By Mujahid Farid, Release Aging People in Prison/RAPP
Wednesday, May 10, 2017
Times Union Plus – Opinion & Commentary
Across the nation there is growing concern that much of the progress made in the past five years educating the federal government on the harms associated with mass incarceration will be significantly turned back. Donald Trump’s ascension to the presidency fuels that concern.
However, Trump’s counter-progressive platform does not have the power to silence a movement whose time has come. Because the vast majority of incarcerated individuals are in state prison systems, not the federal system, the primary focal point for challenging mass incarceration must be at the local and state level, and at policies championed by so-called progressive politicians that long precede Trump.
Nationwide and local coalitions of formerly incarcerated men and women have been pushing a bold vision for justice and transformation for decades. Notably, in New York state, organizations and groups have been hard at work, creating and developing coalitions and coming out of their silos to address the crisis of a punishment paradigm that has threatened the health and well-being of New Yorkers and their families and communities since the Rockefeller administration.
Today, groups like the Challenging Incarceration Coalition, which is made up of more than 60 organizations and issue-based campaigns, are demanding that Gov. Andrew Cuomo and leaders of the state Legislature join the movement to transform New York’s racist carceral state and the rise of the newly emboldened conservative right by championing policy that ends mass incarceration, state violence and torture, racism and identity-based oppression, and empowers all New Yorkers, not just those who are convicted of nonviolent drug offenses.
As a start, the governor could take steps to uproot the punitive practices of the state Board of Parole, which continues to annually deny release to thousands of people — many of whom are elders — despite the incredible extent to which they have transformed over time.
I myself was denied by the board nine times, adding an extra 18 years to my original 15 years-to-life sentence, despite having already earned four college degrees — two bachelor’s and two master’s — before my first interview with the board.
To continue to deny people parole based on one immutable factor — the nature of the original offense — without regard for their life-changing transformations, is to follow the lead of the new president, not combat him.
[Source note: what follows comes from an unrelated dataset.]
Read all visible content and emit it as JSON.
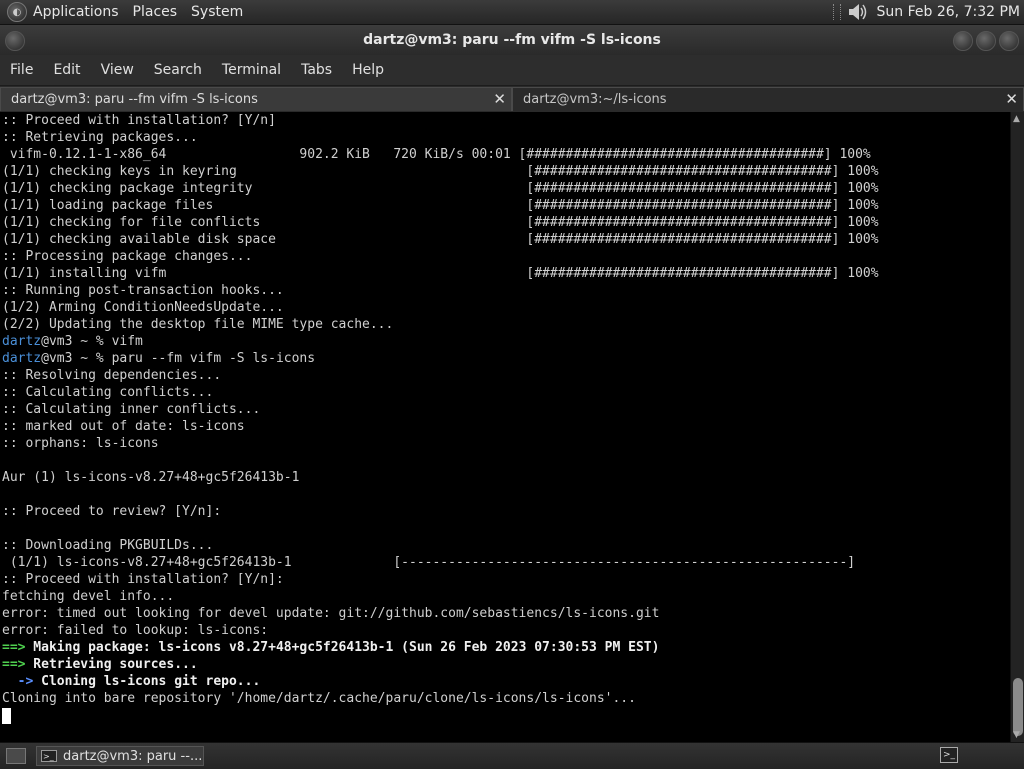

State and local organizations and individuals will not abandon inclusive reform efforts until the governor and Legislature act accordingly by changing the composition of the Board of Parole; passing the Safe and Fair Evaluations Parole Act (A.4353/S.3095A) which, among other things, requires that incarcerated people who are denied parole be told what corrective actions they need to take; and championing incarceration-related policy that ensures New York remains a steadfast leader in the dawn of a new and uncertain day.
The on-the-ground work being done by organizers and advocates on the state and local levels will not be uprooted by a new presidential administration, but it remains to be seen whether it will be embraced by the governor and his peers.
If the elected leaders of our state wish to rout the rise of the nationally occupying radical right, then they must join the local movement seeking to penetrate its punitive roots.